I acknowledged that I had unfortunately missed this.

"It didn't work, though—they only got the whole back part of the floor flooded; I nearly died laughing! Did you ever see this really antique Clark Gable movie where they fill a gin bottle with water from the water cooler? You ought to, honestly, it's a scream—it's where the Cabbages got the idea, only in reverse. In the movie Clark Gable gets drunk just from
thinking
it's gin!" she shot out gloriously, and then in a darker voice, which, it struck me after a moment, was fashioned to console, began again, "Say, you want to know what was the matter with that bon voyage thing you had?"

"For one thing, there wasn't any voyage."

"Well I heard you weren't going, but that's not what I mean. It was the creepy music, right out of the Dark Ages, you know? The
band
wasn't bad, just the music. Nobody wants to dance to that stuff.

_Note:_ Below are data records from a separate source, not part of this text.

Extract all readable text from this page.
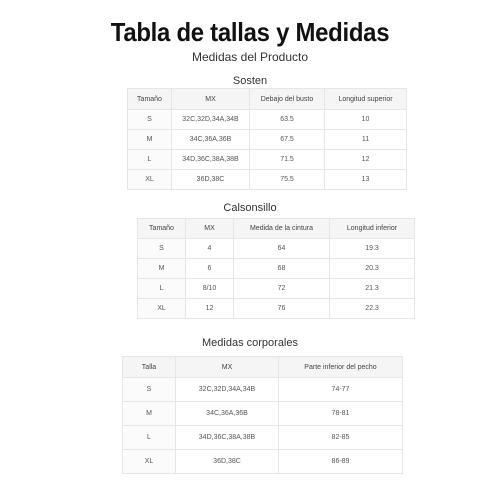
Tabla de tallas y Medidas
Medidas del Producto
Sosten
Tamaño	MX	Debajo del busto	Longitud superior
S	32C,32D,34A,34B	63.5	10
M	34C,36A,36B	67.5	11
L	34D,36C,38A,38B	71.5	12
XL	36D,38C	75.5	13
Calsonsillo
Tamaño	MX	Medida de la cintura	Longitud inferior
S	4	64	19.3
M	6	68	20.3
L	8/10	72	21.3
XL	12	76	22.3
Medidas corporales
Talla	MX	Parte inferior del pecho
S	32C,32D,34A,34B	74-77
M	34C,36A,36B	78-81
L	34D,36C,38A,38B	82-85
XL	36D,38C	86-89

That's how come it fizzled," she earnestly advised.

"I'm sorry about that," I said.

"Oh,
I
didn't mind, honestly! Because that's the night I found out," she told me suspensefully, dangling the statement for me to probe.

I went right after it, just as she wished, though wearily. "Found out what?"

"About getting married, silly! Till then I was just hoping. You saw how crazy he was about me, didn't you? I guess that nutty editor of your mother's, you know who, got him jealous, because driving home he all of a sudden said O.K., let's get
married,
for God's sake. And all I did was have one conversation with that Ed McGovern! I love to see boys get jealous," she said contentedly. "So for me that night wasn't really a fizzle, if that makes you feel any better about it. Oh come on, that's not being fair, don't look at my finger!" she cried, although I had all the while kept my eyes on my own sad wrists, one crossed over the other, "—because I don't have the ring to show yet, it's still on order. But it's absolutely fantastic—it'll
kill
the Onions!"

"Are any of them here?" I wondered.

"Any of who?"

"The Onions."

"Gosh no! We don't go to theirs and they don't come to ours. Anyway," she went on with a pleased sniff, "we're three engagements ahead of them this term—mine's the third. Didn't you see the signs? They've got Form 7 on them; that
includes
the Onions, which practically
peels
them anyhow."

"Those lapel things, do you mean? I did, but they all said Fannie, and I didn't think—"

"It's for short, like a nickname; we all have nicknames. I hate mine, but that's the idea, you're
supposed
to have a nickname that you hate. Fannie's not so bad really, it's only the end part of Stefanie. You know what the Onions call Beverly Snearles, even though she's an Onion?—They call her Reveille, isn't that wild? I mean the reason it's so funny is because she's always late in the morning, she can't get up. And you "know poor Eleanor, who got kicked out of the Assemblies? They used to just call her El's Bells, but now since all the fuss they call her Little Knell—with a K, like for doom and all that!" she happily informed me.